Случаи из практики величайшего сыщика всех времен и народов, о которых только упоминал в своих рассказах его друг и ассистент доктор Уотсон.
Ужасный случай с известным дрессировщиком канареек и следами сажи на потолке.
Кажется, я где-то уже упоминал, что мой друг Шерлок Холмс, подобно всем великим художникам, жил лишь ради искусства и, за исключением дела герцога Холдернесса, ни разу не требовал значительного вознаграждения за свои труды. Сколь бы могущественен или богат ни был клиент, Холмс никогда не брался за дело, если человек этот был ему несимпатичен. И вместе с тем с необычайной энергией и усердием мог взяться за дело какого-нибудь совсем скромного и незначительного человека, если оно казалось ему занимательным и будоражило воображение.

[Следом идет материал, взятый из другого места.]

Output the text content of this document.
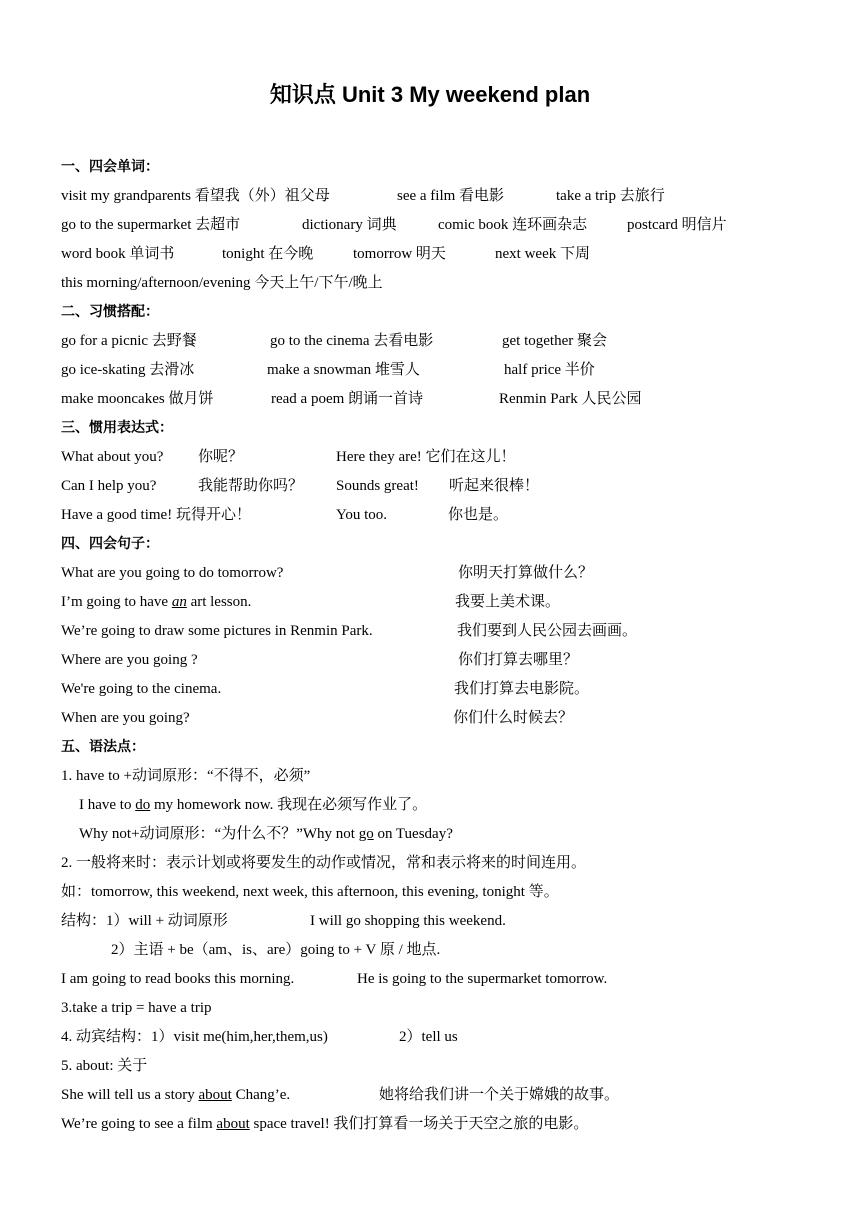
知识点 Unit 3 My weekend plan
一、四会单词：
visit my grandparents 看望我（外）祖父母	see a film 看电影	take a trip 去旅行
go to the supermarket 去超市	dictionary 词典	comic book 连环画杂志	postcard 明信片
word book 单词书	tonight 在今晚	tomorrow 明天	next week 下周
this morning/afternoon/evening 今天上午/下午/晚上
二、习惯搭配：
go for a picnic 去野餐	go to the cinema 去看电影	get together 聚会
go ice-skating 去滑冰	make a snowman 堆雪人	half price 半价
make mooncakes 做月饼	read a poem 朗诵一首诗	Renmin Park 人民公园
三、惯用表达式：
What about you? 你呢？	Here they are! 它们在这儿！
Can I help you?	我能帮助你吗？ Sounds great! 听起来很棒！
Have a good time! 玩得开心！	You too.	你也是。
四、四会句子：
What are you going to do tomorrow?	你明天打算做什么？
I’m going to have an art lesson.	我要上美术课。
We’re going to draw some pictures in Renmin Park.	我们要到人民公园去画画。
Where are you going ?	你们打算去哪里？
We're going to the cinema.	我们打算去电影院。
When are you going?	你们什么时候去？
五、语法点：
1. have to +动词原形：“不得不，必须”
I have to do my homework now. 我现在必须写作业了。
Why not+动词原形：“为什么不？”Why not go on Tuesday?
2. 一般将来时：表示计划或将要发生的动作或情况，常和表示将来的时间连用。
如：tomorrow, this weekend, next week, this afternoon, this evening, tonight 等。
结构：1）will + 动词原形	I will go shopping this weekend.
2）主语 + be（am、is、are）going to + V 原 / 地点.
I am going to read books this morning.	He is going to the supermarket tomorrow.
3.take a trip = have a trip
4. 动宾结构：1）visit me(him,her,them,us)	2）tell us
5. about: 关于
She will tell us a story about Chang’e.	她将给我们讲一个关于嫦娥的故事。
We’re going to see a film about space travel! 我们打算看一场关于天空之旅的电影。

Проглядывая свои записи за достопамятный 1895 год, я вдруг наткнулся на материалы дела, представляющего типичный пример такого альтруистического подхода, где желание творить добро преобладало над материальными интересами. Я, разумеется, имею в виду страшную историю о канарейках и пятнах копоти на потолке.
Было начало июня, и мой друг только что завершил расследование причин скоропостижной смерти кардинала Тоски; этим делом он занимался по личной просьбе папы римского. Оно потребовало от Холмса немало усилий, а также дипломатичности, и худшие опасения мои оправдались. После этого он еще долго пребывал в самом взвинченном и нервном состоянии, чем вызывал тревогу у меня, его друга и личного врача.
Как-то раз дождливым вечером, уже в конце июня, я уговорил Холмса пообедать со мной в итальянском ресторане «Фраскатти», после чего мы отправились в кафе «Ройал» выпить по чашечке кофе с ликером. Как я и надеялся, сама обстановка этого заведения, с его огромным залом, мебелью, обитой красным бархатом, пальмами в кадках, залитыми светом хрустальных люстр, помогла вывести Холмса из угнетенного состояния. Откинувшись на мягкую спинку дивана, он крутил в пальцах тонкую ножку бокала, и я с удовольствием заметил, как оживились и заблестели его серые глаза. Холмс с интересом разглядывал богемную публику, занимавшую столики и кабинеты кафе.
Я собрался было что-то сказать, как вдруг Холмс кивнул в сторону двери.